En qualité de journaliste, constatez-vous également l’ostracisation de la vieillesse ?

J’en vois en tout cas deux signes majeurs : l’un sociétal, l’autre familial. D’une part, on a voulu régler le problème des travailleurs âgés en faisant d’eux des prépensionnés, en les excluant du monde du travail. On omet ainsi de reconnaître la spécificité de leur contribution à travers leur expérience et leur capacité à transmettre des expertises manuelles ou intellectuelles mais aussi des valeurs, ce qui est très révélateur de notre société.
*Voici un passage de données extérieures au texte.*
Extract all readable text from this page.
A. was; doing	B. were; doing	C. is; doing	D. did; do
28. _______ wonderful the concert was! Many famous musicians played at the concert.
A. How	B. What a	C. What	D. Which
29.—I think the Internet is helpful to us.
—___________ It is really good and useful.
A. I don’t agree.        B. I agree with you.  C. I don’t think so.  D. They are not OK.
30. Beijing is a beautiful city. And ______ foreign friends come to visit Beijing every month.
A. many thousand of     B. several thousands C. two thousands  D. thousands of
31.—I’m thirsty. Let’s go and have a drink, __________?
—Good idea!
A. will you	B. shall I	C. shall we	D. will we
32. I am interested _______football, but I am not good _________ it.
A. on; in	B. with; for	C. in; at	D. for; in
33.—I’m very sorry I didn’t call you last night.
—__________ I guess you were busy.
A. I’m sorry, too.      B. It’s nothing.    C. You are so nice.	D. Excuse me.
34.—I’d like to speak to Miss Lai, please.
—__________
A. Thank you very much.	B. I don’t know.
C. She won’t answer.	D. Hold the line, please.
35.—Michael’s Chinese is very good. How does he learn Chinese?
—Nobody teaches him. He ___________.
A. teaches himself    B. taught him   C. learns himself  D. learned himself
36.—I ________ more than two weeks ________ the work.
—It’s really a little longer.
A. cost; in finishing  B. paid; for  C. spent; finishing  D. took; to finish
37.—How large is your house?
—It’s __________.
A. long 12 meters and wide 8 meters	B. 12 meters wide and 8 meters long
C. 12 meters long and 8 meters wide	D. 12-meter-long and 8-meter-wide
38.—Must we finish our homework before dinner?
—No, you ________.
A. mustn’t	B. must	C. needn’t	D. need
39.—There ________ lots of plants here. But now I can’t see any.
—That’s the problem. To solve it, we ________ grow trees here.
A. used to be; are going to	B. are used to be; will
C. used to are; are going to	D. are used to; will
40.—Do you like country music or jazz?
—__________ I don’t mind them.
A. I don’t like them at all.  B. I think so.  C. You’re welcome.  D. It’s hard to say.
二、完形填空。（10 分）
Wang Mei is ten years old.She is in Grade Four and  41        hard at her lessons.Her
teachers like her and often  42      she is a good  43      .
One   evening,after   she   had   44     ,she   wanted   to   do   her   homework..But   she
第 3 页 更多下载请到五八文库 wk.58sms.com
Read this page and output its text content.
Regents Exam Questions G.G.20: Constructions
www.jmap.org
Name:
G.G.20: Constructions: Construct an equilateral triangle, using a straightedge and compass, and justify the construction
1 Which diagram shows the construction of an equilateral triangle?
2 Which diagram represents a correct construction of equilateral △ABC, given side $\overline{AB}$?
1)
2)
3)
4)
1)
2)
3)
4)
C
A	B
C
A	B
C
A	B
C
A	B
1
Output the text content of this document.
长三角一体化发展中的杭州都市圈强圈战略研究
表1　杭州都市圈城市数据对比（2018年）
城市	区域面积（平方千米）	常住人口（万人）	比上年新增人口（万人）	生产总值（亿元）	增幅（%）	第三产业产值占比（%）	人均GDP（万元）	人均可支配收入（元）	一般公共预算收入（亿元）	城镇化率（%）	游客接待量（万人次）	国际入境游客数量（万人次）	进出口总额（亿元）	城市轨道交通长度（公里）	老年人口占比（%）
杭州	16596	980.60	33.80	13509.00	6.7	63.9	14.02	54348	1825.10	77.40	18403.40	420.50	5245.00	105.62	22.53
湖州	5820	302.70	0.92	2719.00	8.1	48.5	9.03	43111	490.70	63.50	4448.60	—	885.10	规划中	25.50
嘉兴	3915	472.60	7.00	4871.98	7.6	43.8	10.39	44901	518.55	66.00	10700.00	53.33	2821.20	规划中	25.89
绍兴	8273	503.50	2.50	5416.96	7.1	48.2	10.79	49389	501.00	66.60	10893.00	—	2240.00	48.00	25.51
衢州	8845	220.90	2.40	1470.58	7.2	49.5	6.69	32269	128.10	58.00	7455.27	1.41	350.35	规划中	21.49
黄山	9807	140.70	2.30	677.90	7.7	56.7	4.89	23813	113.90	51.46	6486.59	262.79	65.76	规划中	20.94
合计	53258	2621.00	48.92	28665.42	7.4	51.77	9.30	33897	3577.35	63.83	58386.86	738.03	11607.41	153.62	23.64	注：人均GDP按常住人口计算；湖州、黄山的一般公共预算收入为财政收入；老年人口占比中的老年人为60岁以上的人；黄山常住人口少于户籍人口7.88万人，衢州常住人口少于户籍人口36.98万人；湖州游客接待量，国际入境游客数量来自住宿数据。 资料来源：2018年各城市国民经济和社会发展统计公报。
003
D’autre part, nous avons tous tendance à considérer que nos parents âgés deviennent une charge. Autrefois, les personnes âgées étaient intégrées dans le cénacle familial, on les accompagnait, ils mourraient chez eux… Vivre avec les siens et mourir chez soi, c’est tout de même quelque chose de précieux. Aujourd’hui, on laisse mourir les siens dans des maisons de retraite. La pandémie a bien mis en exergue cette violence exercée à l’encontre des personnes âgées.  Comme on ne pouvait plus du tout aller les voir, on a dû se résoudre à les laisser mourir seuls. Et cela a bien mis en évidence ce que nous refusions de voir mais qui existait bien évidemment avant la pandémie : la maison de retraite n’est pas une solution très heureuse pour terminer sa vie.  Là aussi, nous avons des réflexions à mener. D’ordinaire, les personnes âgées se taisent mais Laure Adler au contraire parle de la vieillesse et au-delà d’elle-même, elle livre une véritable enquête et fait partager des expériences différentes de la vieillesse.

Qu’est-ce qui pour vous rend Laure Adler si singulière ?

C’est une femme qui dit les choses avec une grande sincérité. Il est très rare que des gens de pouvoir renoncent à leurs fonctions et expliquent pourquoi ils l’ont fait. Elle, au contraire, a dit tout le bonheur qu’elle a ressenti en quittant la direction de France Culture, et en réexerçant son métier de base. Elle raconte même que lorsqu’elle a annoncé sa décision à son PDG, celui-ci lui a dit : « Mais enfin Laure, on ne quitte pas un poste de direction pour redevenir une journaliste lambda, personne ne va vous croire quand vous direz que c’est vous qui avez voulu quitter ce poste de pouvoir. » Cela m’a parlé parce que lorsque j’ai moi-même pris la décision de quitter mon poste de rédactrice en chef du Soir, mon directeur de l’époque m’a demandé comment j’allais faire pour redevenir journaliste au même titre que mes collègues. Je le sentais extrêmement désemparé. Comme s’il ne pouvait pas concevoir que je puisse revenir à mon premier métier de base sans que cela signifie une forme de déchéance professionnelle. Cette similitude entre la décision de Laure Adler et la mienne, mais aussi entre les réactions de nos directeurs respectifs, m’a frappée. Contrairement à ce qu’ils ont cru, il n’y a pas de trajets vers le haut ou vers le bas, il n’y a qu’un trajet vers soi-même qu’il faut faire de la manière la plus juste et la plus sincère qui soit. Il y a beaucoup d’autres vies que celle du pouvoir.